Mobilisations en Iran : les femmes et le prolétariat à l’avant-garde
Le 16 septembre 2022, une mobilisation a surgi en Iran suite à l’assassinat de Jina Mahsa Amini, arrêtée par des agents du régime car elle aurait porté le hijab de « manière inappropriée », puis tabassée à mort. Ce mouvement de contestation exigeait et exige encore l’abolition de l’obligation du port du hijab tout en revendiquant la fin du régime islamiste. Il lie ainsi les revendications portant sur les droits des femmes aux revendications démocratiques et économiques.
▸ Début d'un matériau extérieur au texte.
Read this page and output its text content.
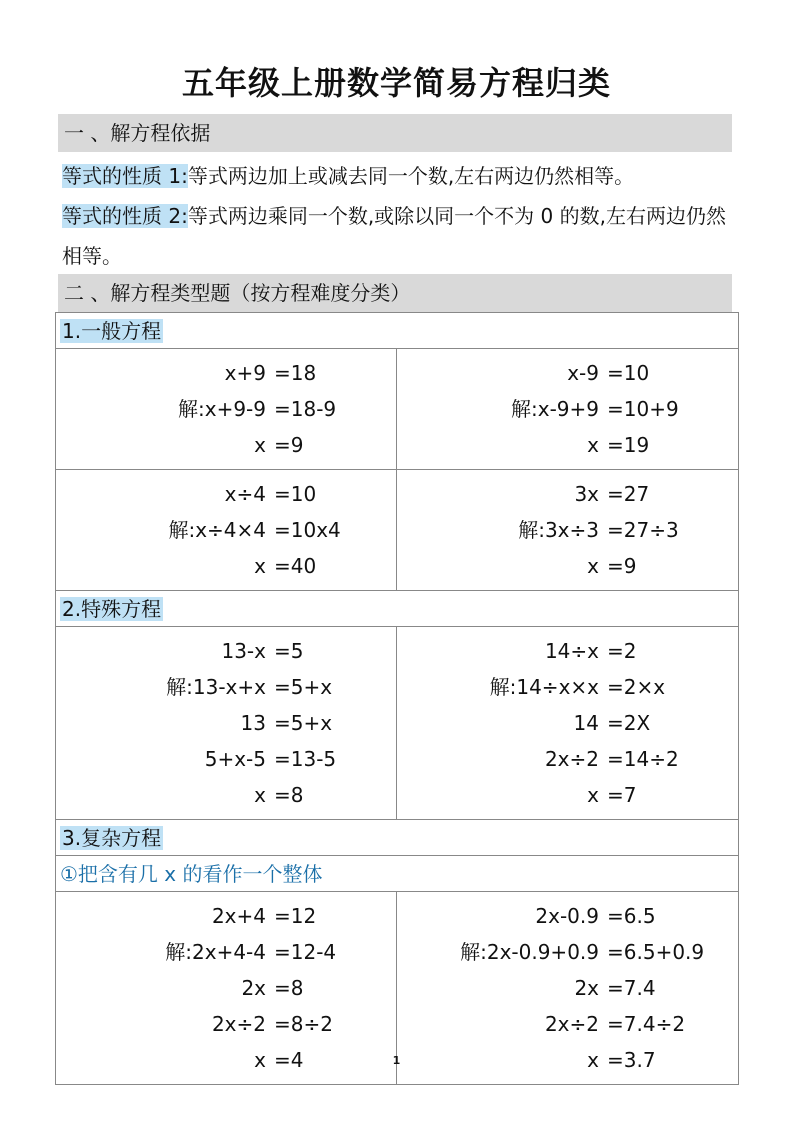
五年级上册数学简易方程归类
一 、解方程依据
等式的性质 1:等式两边加上或减去同一个数,左右两边仍然相等。
等式的性质 2:等式两边乘同一个数,或除以同一个不为 0 的数,左右两边仍然相等。
二 、解方程类型题（按方程难度分类）
1.一般方程
x+9 =18
解:x+9-9 =18-9
x =9
x-9 =10
解:x-9+9 =10+9
x =19
x÷4 =10
解:x÷4×4 =10x4
x =40
3x =27
解:3x÷3 =27÷3
x =9
2.特殊方程
13-x =5
解:13-x+x =5+x
13 =5+x
5+x-5 =13-5
x =8
14÷x =2
解:14÷x×x =2×x
14 =2X
2x÷2 =14÷2
x =7
3.复杂方程
①把含有几 x 的看作一个整体
2x+4 =12
解:2x+4-4 =12-4
2x =8
2x÷2 =8÷2
x =4
2x-0.9 =6.5
解:2x-0.9+0.9 =6.5+0.9
2x =7.4
2x÷2 =7.4÷2
x =3.7
1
Alors que de septembre à décembre, les manifestations étaient quotidiennes, le mouvement est ensuite entré dans une seconde phase de contestations, avec moins de manifestations, en lien notamment avec la féroce répression, et la recherche d’une structuration politique.
Les jeunes femmes à l’avant-garde
Au quotidien, la répression contre les femmes ne portant pas publiquement le hijab s’est accrue : d’une sanction pouvant aller jusqu’à deux mois d’emprisonnement et une amende avant le début du mouvement, le bureau du procureur général a ordonné d’élargir les sanctions à l’expropriation de véhicule, la perte d’un emploi rémunéré, la perte du droit de voyager à l’étranger, la perte des services gouvernementaux et publics, le travail forcé et jusqu’à 10 ans d’emprisonnement. [1]
Pourtant, les femmes continuent toujours de réclamer la fin de l’obligation du port du hijab, lors de manifestations, en lien avec d’autres revendications comme la fin du régime des mollahs, ou de façon individuelle, en marchant notamment dans la rue, sans voile. Cette obligation du port du hijab est la mesure la plus visible de la répression et des discriminations que subissent les femmes en Iran. Au-delà de cette revendication, c’est la fin de toutes les formes de répression, discrimination et ségrégation liées au sexe qui est revendiquée, le droit des femmes à disposer de leur corps et la fin de toute criminalisation liée à l’orientation sexuelle.
Ce mouvement de contestation, avec les femmes à l’avant-garde, traverse toutes les générations, bien que la jeunesse soit la plus présente dans les manifestations : les manifestants, des deux sexes, ont en moyenne 15 ans [2]. Les écoles, de filles notamment, et l’université sont des foyers de contestation. Pour exemples les multiples photos d’élèves enlevant leur hijab et se prenant en photo dos tourné devant le portrait des ayatollahs Khamenei et Khomeiny, avec un éventuel doigt d’honneur, des étudiants (des femmes essentiellement) détruisant au sein des cafétérias les barrières qui imposaient une ségrégation selon le sexe, afin que les déjeuners puissent être mixtes.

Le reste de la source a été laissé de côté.